The UCL Practitioner
Thursday, July 07, 2005
 
Scope of injunctive relief under the post-Prop. 64 UCL?
Recently, the Court of Appeal issued an opinion that touches on that question in a very tangential way. Thompson v. 10,000 RV Sales, Inc., ___ Cal.App.4th ___ (Jun. 28, 2005) is a relatively technical decision involving "negative equity" in a retail installment contract. "Negative equity" (a subject dear to my heart after my days at Severson) exists when the trade-in vehicle is worth less than the amount still owed on it. The presence of negative equity complicates the financing arrangement for the new vehicle, and TILA and Regulation Z extensively regulate the handling of negative-equity trade-ins. In any event, the Fourth Appellate District, Division One, agreed with the trial court that the defendant had handled the negative-equity trade-in improperly, in violation of a variety of statutes including all three prongs of the UCL and the Consumers Legal Remedies Act ("CLRA") (Civ. Code §§1750 et seq.). It affirmed the issuance of a permanent injunction requiring the defendant to "stop including trade-in over-allowances in the cash price of the vehicles it sells." Slip op. at 11.

In the last section of the opinion, the Court had this to say about the UCL after Prop. 64:
In its amicus curiae brief, California Motor Car Dealers Association suggests the injunction is improper under the UCL following the recent passage of Proposition 64 because Thompson did not comply with class action procedures. However, we need not decide whether Proposition 64 applies here because the court's injunction was proper under the CLRA.

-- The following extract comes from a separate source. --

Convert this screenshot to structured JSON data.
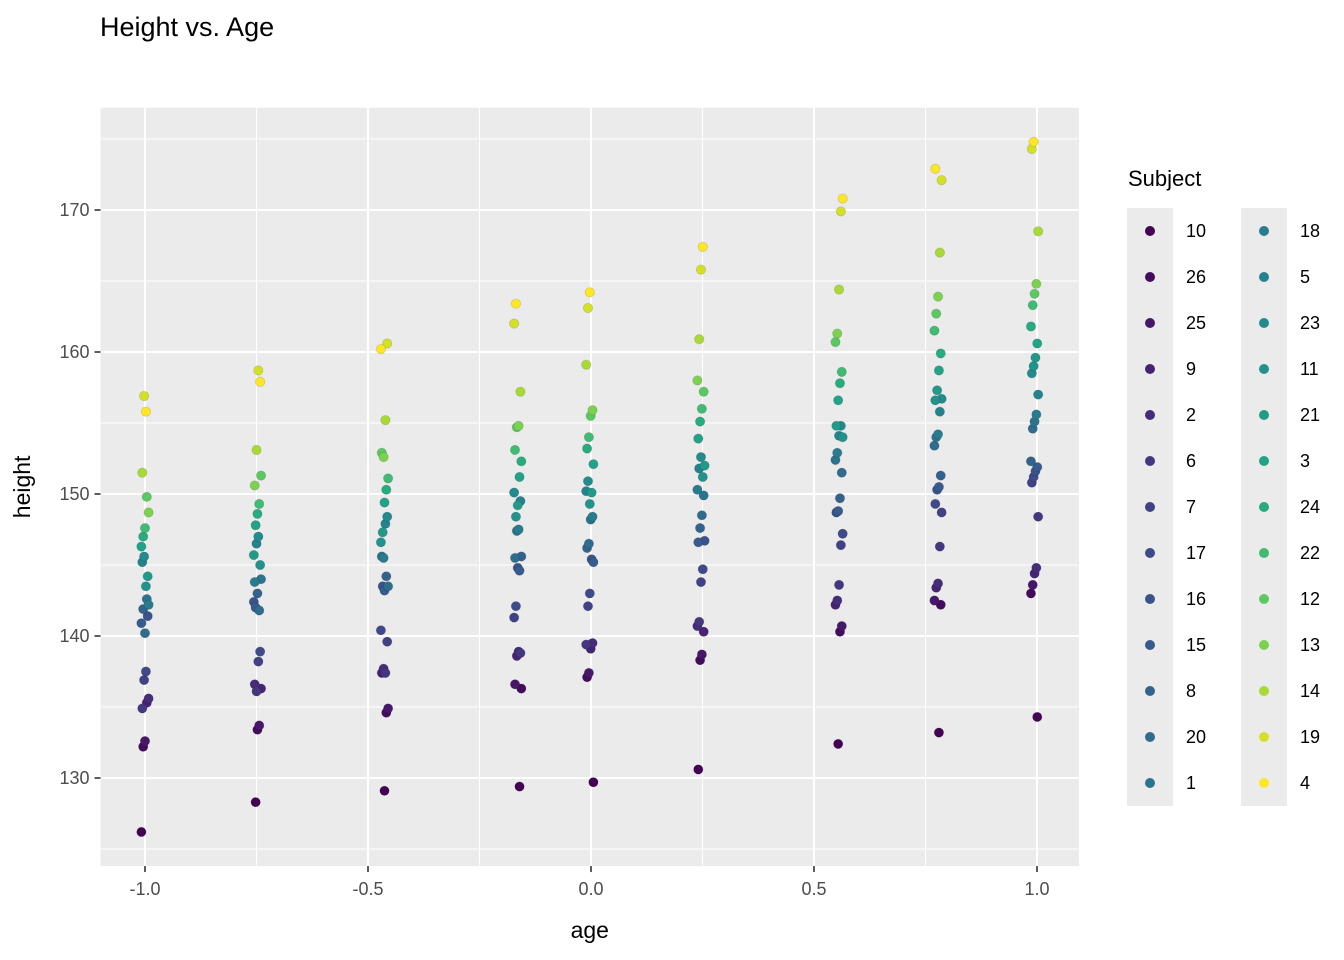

Id. at 37. What's odd about this is the opinion doesn't indicate anywhere that the CLRA claim had been certified for class treatment. So the Court of Appeal seems to be recognizing that the CLRA does not require formal class certification as a prerequisite to broad injunctive relief. And if the CLRA does not, why should Code of Civil Procedure section 382, under which UCL claims would be certified? The short answer is, it doesn't. This case also illustrates the power of the CLRA as an alternative to the post-Prop. 64 UCL.

Finally, it's interesting that the trial court ordered "restitution" in favor of the other customers whose negative-equity trade-ins had been improperly handled, presumably under the UCL and presumably without class certification. Id. at 12, fn.11. That part of the order was, apparently, not appealed.